To test if the difficulty of attending to the target speaker is reduced using the proposed system, we performed a psychoacoustic experiment comparing the perceived quality of the original mixed audio to the perceived quality of the audio in which AAD was used to detect and amplify the target speaker by 12 dB. Subjects were asked to rate the difficulty of attending to the target speaker when listening to (1) the original mixture and (2) the enhanced target speech using the output of the AAD system. Twenty listeners with normal hearing participated in the psychoacoustic experiment, in which they each heard 20 randomized sentences in each of the two experimental conditions. Subjects were asked to rate the difficulty of listening to the target speaker on a scale of one to five using the mean opinion score (MOS19). The barplots in Figure 2C show the median MOS +/- standard error (SE) for the two conditions. The average subjective score when using the AAD system showed a significant improvement over the mixture (100% improvement, paired t-test, p < 0.001), demonstrating that the listeners had a stronger preference for the modified audio than for the original mixture (for a demo, visit naplab.ee.columbia.edu/nnaad).

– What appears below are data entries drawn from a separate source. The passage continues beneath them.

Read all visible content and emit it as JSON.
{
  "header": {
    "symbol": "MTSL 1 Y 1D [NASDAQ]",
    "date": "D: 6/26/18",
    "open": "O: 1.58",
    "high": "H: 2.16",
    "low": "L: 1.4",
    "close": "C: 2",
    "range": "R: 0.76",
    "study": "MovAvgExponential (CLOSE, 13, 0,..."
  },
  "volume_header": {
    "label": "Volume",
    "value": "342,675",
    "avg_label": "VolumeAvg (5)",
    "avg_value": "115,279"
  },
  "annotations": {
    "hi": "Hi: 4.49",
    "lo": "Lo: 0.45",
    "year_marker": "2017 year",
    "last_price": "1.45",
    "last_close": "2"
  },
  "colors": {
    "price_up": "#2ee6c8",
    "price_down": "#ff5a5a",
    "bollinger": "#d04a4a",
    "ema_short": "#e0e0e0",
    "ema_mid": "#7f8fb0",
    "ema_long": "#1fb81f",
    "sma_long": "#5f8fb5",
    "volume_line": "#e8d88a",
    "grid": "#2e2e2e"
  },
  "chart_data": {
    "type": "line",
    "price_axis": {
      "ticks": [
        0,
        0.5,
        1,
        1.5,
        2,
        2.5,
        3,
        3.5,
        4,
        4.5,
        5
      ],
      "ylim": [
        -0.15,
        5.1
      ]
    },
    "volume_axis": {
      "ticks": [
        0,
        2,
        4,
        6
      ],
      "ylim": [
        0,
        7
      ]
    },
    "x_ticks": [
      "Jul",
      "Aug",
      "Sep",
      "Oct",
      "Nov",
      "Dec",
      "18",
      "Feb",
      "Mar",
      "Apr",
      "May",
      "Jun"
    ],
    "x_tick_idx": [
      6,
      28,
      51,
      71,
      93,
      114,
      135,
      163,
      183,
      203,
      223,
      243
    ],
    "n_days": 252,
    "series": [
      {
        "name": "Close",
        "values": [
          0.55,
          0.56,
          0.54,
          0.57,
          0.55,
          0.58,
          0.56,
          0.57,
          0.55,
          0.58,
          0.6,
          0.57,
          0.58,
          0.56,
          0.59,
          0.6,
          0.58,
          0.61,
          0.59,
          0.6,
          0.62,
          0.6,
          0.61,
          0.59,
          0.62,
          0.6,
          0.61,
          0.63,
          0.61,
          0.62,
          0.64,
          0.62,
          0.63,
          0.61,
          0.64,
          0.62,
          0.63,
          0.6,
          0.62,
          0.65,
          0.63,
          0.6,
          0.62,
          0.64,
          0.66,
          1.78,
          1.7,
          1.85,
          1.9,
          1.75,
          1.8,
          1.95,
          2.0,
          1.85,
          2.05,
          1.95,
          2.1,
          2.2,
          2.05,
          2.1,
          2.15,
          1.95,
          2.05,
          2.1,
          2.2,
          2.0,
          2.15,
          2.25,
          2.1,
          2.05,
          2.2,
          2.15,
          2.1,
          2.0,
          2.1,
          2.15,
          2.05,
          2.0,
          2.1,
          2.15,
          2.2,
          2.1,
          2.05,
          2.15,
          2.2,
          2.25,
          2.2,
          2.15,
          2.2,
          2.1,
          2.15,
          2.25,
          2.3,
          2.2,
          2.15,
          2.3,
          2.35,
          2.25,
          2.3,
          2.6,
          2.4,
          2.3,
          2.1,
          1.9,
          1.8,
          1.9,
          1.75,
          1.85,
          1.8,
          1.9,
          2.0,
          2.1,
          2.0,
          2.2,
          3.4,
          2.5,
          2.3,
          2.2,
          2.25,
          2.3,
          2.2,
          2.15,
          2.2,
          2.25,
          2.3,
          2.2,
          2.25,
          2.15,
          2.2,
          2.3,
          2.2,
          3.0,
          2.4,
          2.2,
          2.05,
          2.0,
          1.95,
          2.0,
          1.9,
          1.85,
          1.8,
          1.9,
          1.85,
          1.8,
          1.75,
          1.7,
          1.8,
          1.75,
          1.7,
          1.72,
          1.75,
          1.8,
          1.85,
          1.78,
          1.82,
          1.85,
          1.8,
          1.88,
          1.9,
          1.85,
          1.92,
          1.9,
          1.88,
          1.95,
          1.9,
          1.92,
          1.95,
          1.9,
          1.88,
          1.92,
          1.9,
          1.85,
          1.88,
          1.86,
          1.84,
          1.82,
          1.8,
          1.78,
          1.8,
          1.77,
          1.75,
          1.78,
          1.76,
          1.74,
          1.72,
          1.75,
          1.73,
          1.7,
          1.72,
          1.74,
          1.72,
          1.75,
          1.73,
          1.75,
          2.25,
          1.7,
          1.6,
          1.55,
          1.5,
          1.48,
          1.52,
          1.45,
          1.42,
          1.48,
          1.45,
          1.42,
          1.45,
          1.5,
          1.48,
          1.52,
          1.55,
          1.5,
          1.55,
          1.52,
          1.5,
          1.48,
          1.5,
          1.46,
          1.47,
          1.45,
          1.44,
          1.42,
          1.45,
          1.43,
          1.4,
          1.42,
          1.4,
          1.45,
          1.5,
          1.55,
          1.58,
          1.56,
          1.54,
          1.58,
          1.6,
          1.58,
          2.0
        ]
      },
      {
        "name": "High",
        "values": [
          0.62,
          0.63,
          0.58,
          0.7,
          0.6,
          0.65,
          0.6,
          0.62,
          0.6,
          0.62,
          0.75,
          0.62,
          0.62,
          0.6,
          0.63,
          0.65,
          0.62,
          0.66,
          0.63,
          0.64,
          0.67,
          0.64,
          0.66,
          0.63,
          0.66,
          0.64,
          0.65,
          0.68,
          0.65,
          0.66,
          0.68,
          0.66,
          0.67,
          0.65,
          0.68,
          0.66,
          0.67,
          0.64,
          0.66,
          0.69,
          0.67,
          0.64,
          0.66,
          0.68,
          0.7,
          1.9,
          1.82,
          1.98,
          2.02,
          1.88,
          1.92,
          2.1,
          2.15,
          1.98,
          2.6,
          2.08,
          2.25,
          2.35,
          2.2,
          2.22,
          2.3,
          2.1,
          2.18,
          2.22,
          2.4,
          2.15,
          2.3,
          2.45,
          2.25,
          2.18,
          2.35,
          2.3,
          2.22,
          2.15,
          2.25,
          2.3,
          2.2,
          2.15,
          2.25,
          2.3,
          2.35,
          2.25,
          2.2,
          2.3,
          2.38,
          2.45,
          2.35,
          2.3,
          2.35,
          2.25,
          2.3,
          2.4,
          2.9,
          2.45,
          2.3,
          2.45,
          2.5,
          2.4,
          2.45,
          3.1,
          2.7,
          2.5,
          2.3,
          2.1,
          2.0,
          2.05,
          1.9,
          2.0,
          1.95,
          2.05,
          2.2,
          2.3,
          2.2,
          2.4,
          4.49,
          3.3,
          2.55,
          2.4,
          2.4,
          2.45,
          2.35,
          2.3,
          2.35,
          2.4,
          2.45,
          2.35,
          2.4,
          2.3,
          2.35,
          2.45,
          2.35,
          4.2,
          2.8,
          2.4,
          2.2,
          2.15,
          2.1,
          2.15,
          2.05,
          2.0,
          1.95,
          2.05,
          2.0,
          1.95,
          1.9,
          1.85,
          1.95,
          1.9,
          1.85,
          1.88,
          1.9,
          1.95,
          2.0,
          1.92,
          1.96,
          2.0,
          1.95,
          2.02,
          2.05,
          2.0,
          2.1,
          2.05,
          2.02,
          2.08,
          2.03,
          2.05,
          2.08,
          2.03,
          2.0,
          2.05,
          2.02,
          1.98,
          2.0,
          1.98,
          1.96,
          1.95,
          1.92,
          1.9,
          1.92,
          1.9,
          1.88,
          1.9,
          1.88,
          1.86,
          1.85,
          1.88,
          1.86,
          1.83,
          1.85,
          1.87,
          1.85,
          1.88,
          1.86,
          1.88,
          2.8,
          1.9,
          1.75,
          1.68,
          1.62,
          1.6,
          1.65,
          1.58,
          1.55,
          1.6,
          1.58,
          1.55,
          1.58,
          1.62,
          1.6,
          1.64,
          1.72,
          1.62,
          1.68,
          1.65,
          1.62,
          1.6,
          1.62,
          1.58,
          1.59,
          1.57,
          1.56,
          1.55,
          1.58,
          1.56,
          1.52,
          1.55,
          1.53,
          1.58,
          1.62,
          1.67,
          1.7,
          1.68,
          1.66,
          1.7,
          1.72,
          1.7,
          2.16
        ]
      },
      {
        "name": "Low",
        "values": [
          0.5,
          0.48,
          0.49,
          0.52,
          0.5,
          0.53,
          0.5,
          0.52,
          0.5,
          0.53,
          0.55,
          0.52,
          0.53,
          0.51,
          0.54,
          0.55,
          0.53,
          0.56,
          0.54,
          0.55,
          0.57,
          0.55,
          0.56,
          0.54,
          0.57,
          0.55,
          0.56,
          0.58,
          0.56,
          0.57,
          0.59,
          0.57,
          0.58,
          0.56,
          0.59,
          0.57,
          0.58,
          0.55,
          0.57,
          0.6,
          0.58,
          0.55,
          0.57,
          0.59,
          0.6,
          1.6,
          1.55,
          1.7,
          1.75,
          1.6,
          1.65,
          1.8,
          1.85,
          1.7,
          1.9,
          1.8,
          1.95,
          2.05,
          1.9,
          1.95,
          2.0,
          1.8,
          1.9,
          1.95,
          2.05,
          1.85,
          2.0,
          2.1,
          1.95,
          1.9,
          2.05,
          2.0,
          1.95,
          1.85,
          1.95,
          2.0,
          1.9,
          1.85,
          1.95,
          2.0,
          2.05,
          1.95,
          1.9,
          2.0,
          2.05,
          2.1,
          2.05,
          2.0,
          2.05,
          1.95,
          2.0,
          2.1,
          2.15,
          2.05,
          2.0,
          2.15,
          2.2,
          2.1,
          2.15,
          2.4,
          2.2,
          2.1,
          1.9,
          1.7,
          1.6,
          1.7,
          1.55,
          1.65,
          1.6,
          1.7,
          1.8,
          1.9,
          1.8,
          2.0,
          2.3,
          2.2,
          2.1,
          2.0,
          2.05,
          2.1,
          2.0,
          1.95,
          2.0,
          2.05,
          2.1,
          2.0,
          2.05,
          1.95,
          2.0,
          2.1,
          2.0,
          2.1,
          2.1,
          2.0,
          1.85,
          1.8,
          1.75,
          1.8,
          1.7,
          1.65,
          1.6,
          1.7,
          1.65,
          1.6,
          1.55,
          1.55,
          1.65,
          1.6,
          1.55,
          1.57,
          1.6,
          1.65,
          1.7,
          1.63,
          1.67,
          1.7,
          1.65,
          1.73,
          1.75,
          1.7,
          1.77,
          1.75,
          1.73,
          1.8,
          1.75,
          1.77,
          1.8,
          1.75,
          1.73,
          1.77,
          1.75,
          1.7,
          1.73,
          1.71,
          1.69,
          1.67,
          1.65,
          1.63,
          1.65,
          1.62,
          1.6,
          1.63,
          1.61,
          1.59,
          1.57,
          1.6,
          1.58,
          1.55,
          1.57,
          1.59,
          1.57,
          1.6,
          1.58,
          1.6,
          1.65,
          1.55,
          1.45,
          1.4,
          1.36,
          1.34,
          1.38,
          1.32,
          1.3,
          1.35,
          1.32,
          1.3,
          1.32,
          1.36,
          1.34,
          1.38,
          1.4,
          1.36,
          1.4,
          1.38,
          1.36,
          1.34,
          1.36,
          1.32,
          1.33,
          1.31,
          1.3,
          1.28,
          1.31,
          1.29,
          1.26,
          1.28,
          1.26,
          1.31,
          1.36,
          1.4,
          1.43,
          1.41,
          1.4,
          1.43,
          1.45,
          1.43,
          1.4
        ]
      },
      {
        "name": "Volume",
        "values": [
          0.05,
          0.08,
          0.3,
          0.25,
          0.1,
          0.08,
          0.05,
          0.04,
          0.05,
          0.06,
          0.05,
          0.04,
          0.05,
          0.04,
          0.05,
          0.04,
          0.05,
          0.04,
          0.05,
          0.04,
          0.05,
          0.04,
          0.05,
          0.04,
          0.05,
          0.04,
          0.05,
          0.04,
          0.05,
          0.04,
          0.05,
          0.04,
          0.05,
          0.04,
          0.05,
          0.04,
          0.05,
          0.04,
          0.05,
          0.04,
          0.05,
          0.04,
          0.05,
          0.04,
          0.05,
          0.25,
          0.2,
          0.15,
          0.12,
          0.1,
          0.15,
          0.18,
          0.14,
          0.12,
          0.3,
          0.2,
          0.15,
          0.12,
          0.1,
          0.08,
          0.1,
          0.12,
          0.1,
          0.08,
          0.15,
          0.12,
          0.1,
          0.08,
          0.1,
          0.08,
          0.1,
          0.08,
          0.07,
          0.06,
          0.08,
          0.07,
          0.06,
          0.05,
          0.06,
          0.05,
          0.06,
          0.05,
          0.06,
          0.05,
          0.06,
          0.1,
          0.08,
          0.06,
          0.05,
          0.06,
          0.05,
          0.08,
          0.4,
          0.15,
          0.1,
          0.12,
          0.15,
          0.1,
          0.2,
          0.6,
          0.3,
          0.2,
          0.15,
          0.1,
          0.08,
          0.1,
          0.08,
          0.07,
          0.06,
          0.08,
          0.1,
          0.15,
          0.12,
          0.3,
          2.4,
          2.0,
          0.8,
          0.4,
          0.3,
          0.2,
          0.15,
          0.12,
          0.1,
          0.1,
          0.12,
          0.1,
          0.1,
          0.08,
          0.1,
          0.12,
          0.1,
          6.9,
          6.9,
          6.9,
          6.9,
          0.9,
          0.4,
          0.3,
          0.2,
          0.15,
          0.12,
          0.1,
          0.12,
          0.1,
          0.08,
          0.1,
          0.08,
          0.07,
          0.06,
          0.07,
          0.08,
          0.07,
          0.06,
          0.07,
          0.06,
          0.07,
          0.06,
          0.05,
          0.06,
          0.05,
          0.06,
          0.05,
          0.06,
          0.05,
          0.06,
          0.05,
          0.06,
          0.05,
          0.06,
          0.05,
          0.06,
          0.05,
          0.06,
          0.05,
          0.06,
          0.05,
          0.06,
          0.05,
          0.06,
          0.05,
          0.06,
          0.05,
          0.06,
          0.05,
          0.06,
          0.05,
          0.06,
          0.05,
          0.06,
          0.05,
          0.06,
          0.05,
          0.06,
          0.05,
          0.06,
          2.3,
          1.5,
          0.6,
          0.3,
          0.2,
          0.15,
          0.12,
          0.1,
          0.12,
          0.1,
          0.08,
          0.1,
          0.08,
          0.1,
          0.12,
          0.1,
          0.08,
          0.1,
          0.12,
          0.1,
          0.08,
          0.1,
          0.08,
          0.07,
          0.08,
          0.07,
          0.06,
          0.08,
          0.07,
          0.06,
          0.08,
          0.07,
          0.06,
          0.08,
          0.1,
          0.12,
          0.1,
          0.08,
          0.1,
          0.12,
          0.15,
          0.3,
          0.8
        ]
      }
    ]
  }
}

Our ongoing research on this problem focuses on advancing our understanding of auditory attention and its neural markers in the human auditory cortex and removing technological barriers to establishing the feasibility and efficacy of AAD for improving speech intelligibility and reducing the listening effort in people with hearing loss. This research will lead to a novel understanding of the neural mechanisms that enable a listener to focus on a speaker in multitalker speech conditions, thus bringing brain-controlled hearing aid technologies a significant step closer to reality.